I have tried using the following to solve it to no avail.
- Bezout's identity: There exists $a,b\in \mathbb{Z}$ such that $am+bn=d$
- Let $a,b>0$ be integers and $d = (a, b)$. Suppose $d|N$. Then the
linear congruence
$$ax \equiv N (\text{mod }b)$$
$\space\space\space\space\space\space\space$ has $d$ mutually incongruent solutions modulo $b$.
Does anybody have any advice on how I should solve this?
Best Answer
I think an approach based on the Chinese remainder theorem might work.
Let
$n = p_1^{q_1}... p_r^{q_r}$
be the prime factor decomposition for $n$. From the chinese remainder theorem, we have:
$\mathbb{Z}/n\mathbb{Z} \cong \mathbb{Z}/p_1^{q_1}\mathbb{Z}\times ... \times \mathbb{Z}/p_r^{q_r}\mathbb{Z}$.
Let $m = (m_1,...,m_r)$, and let $e=(e_1,...,e_r)$ such that
$e_i = gcd(p_i^{q_i},m_i)$.
Since $e_i$ divides $p_i^{q_i}$ in $\mathbb{Z}/p_i^{q_i}\mathbb{Z}$, it must be a power of $p_i$ (the largest one which divides $m_i$), and we have $m_i = k_i e_i$, where $k_i$ can't be divided by $p_i$ and so is invertible.
This implies that $m = ke$ where $k = (k_1,...,k_r)$ is invertible. We will now see that
$d= ge$, for some invertible $g$.
Let $d = (d_1,...,d_r)$. We must see that $d_i$ is equal to the largest power of $p_i$ that divides $m_i$ up to invertibles.

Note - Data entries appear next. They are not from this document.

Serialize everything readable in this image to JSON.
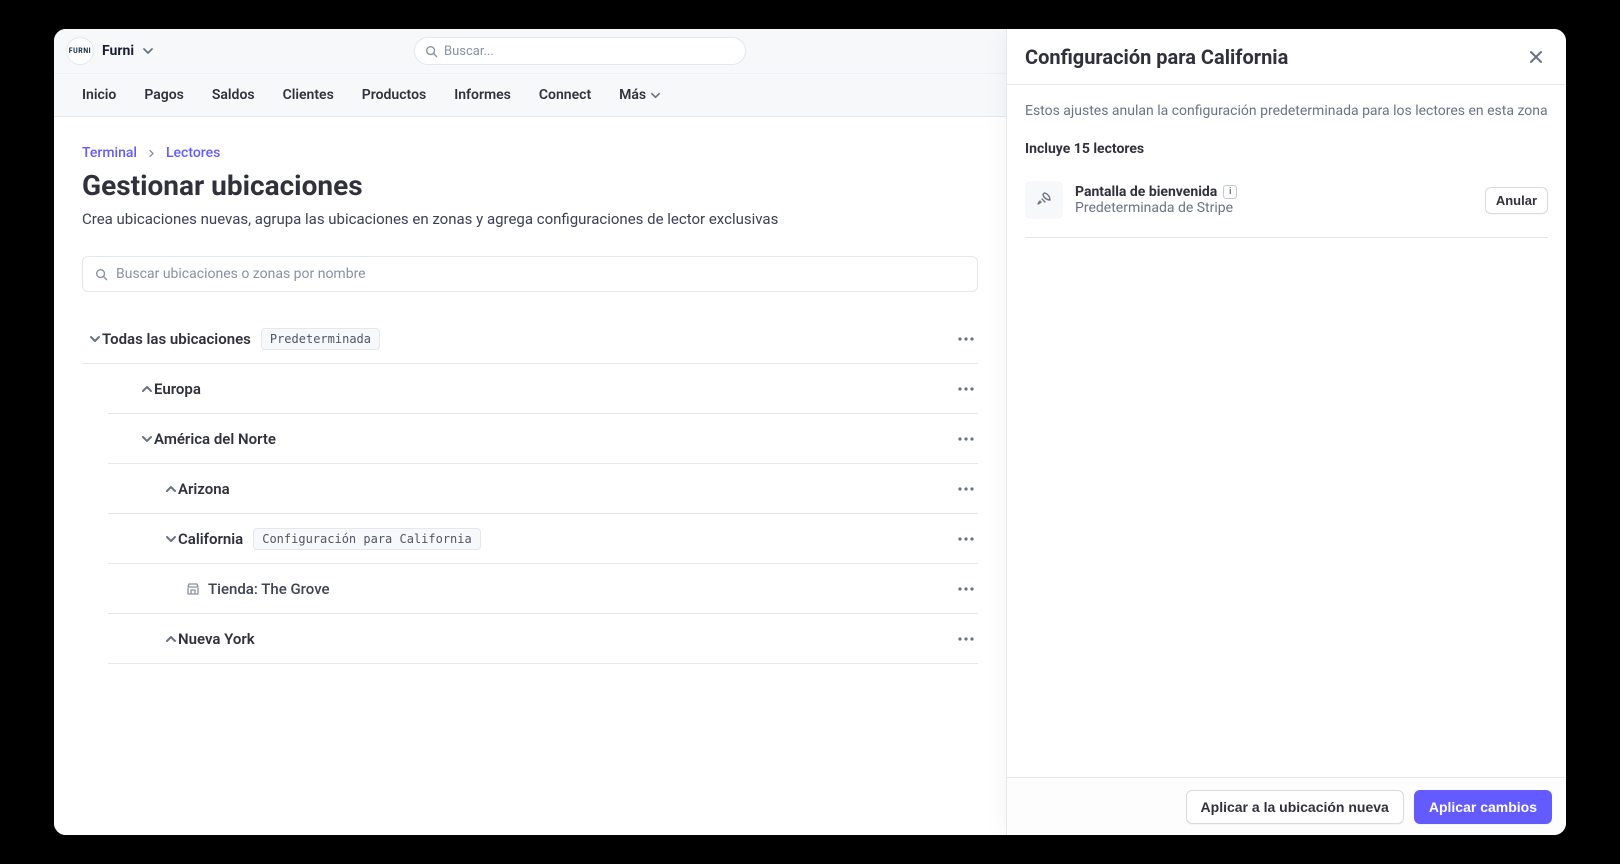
{
  "brand": {
    "logo_text": "FURNI",
    "name": "Furni"
  },
  "search": {
    "placeholder": "Buscar..."
  },
  "nav": {
    "items": [
      "Inicio",
      "Pagos",
      "Saldos",
      "Clientes",
      "Productos",
      "Informes",
      "Connect"
    ],
    "more": "Más"
  },
  "breadcrumbs": {
    "a": "Terminal",
    "b": "Lectores"
  },
  "page": {
    "title": "Gestionar ubicaciones",
    "subtitle": "Crea ubicaciones nuevas, agrupa las ubicaciones en zonas y agrega configuraciones de lector exclusivas"
  },
  "filter": {
    "placeholder": "Buscar ubicaciones o zonas por nombre"
  },
  "tree": {
    "all": {
      "label": "Todas las ubicaciones",
      "badge": "Predeterminada"
    },
    "europe": "Europa",
    "na": "América del Norte",
    "arizona": "Arizona",
    "california": {
      "label": "California",
      "badge": "Configuración para California"
    },
    "grove": "Tienda: The Grove",
    "ny": "Nueva York"
  },
  "panel": {
    "title": "Configuración para California",
    "desc": "Estos ajustes anulan la configuración predeterminada para los lectores en esta zona",
    "subtitle": "Incluye 15 lectores",
    "setting": {
      "title": "Pantalla de bienvenida",
      "sub": "Predeterminada de Stripe"
    },
    "override": "Anular",
    "apply_new": "Aplicar a la ubicación nueva",
    "apply": "Aplicar cambios"
  }
}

Since $d$ divides $n$, $dl = n$ implies $d_il_i = 0$. (Correction by Explorer: there are two cases).
If $l_i\neq 0$, then $d_i$ is not prime with $p_i^{q_i}$ and so, it must be a prime power of exponent $\leq$ $e_i$ times invertibles. But due to Bezout's identity, $d= am = ake = ce$, which means that $d_i = c_i e_i$ and thus, $e_i$ divides $d_i$, and so, the exponents must be equal by Euclid's lemma.
If $l_i=0$, then $d_i$ is invertible and can't be divided by $p_i$, so neither can $m$, which implies that $e_i$ is invertible as well. Since both $e_i$ and $d_i$ are invertible, they differ by an invertible element $g_i= d_ie_i^{-1}$.